Nipple-sparing mastectomy (NSM) is appropriate for selected patients with early-stage breast cancer or high breast cancer risk. However, the rate of nipple necrosis after NSM is relatively high (10% to 30%). No study has specifically evaluated whether clinical and technical factors contribute to nipple necrosis after NSM. The objectives of this study were to determine the impact of clinicopathologic and surgical variables on rates of partial and total nipple necrosis after NSM and to compare overall complication rates between NSM and skin-sparing mastectomy (SSM).
The study included 233 cases, 113 had NSM and immediate breast reconstruction and 120 matched (for disease stage, comorbidities, and age) cases of SSM and immediate reconstruction performed at our institution from September 2003 through May 2011. Complications were analyzed using the Fisher’s exact test, and in the NSM group, clinicopathologic and surgical variables were analyzed using Rao-Scott chi-squared tests for relationship with partial or total nipple necrosis.
The overall complication rate was 28% for NSM and 27% for SSM (p>0.99). In patients who did not have axillary surgery (those undergoing risk-reducing mastectomy), the overall rate of complications was significantly higher in the NSM group than in the SSM group (26% versus 9%; p=0.06). However, in patients who had axillary surgery (either sentinel lymph node biopsy or axillary lymphadenectomy), the overall complication rate did not differ between the two groups. For NSM, the overall incidence of any (partial or total) nipple necrosis was 20%. There were only 2 cases (2%) with total necrosis. Larger breasts (C cup or larger) were associated with a higher rate of nipple necrosis (34% for C cup; 6% for A and B cup; p=0.003). Smoking (p=0.08) and vascular comorbidities (p=0.09) did not reach statistical significance as predictors of nipple necrosis. The other factors analyzed were not predictors of nipple necrosis.

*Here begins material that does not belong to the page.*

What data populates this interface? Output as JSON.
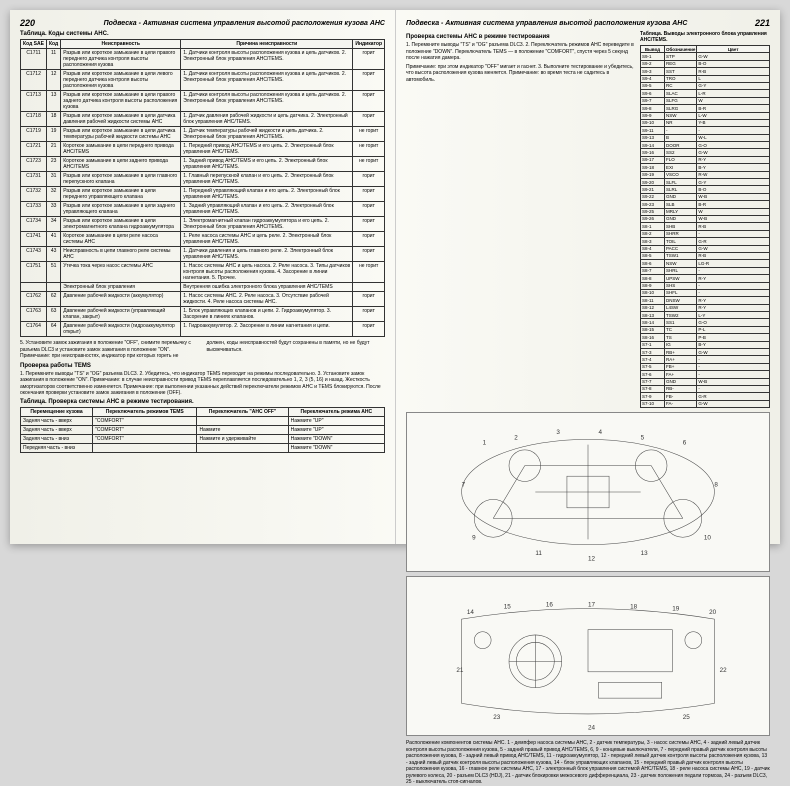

We found no significant difference in the overall incidence of complications in patients who have NSM compared to those who have SSM. Interestingly, the exclusion of axillary lymphatic surgery in patients undergoing risk-reducing NSM for high breast cancer risk did not decrease the incidence of complications, probably because of the inherent technical complexity of performing NSM in and of itself. Although partial nipple necrosis did occur quite frequently (19%), total nipple necrosis after NSM occurred infrequently (2%). Importantly, patients with breast size of C cup or larger had an increased risk for nipple necrosis after NSM and immediate breast reconstruction.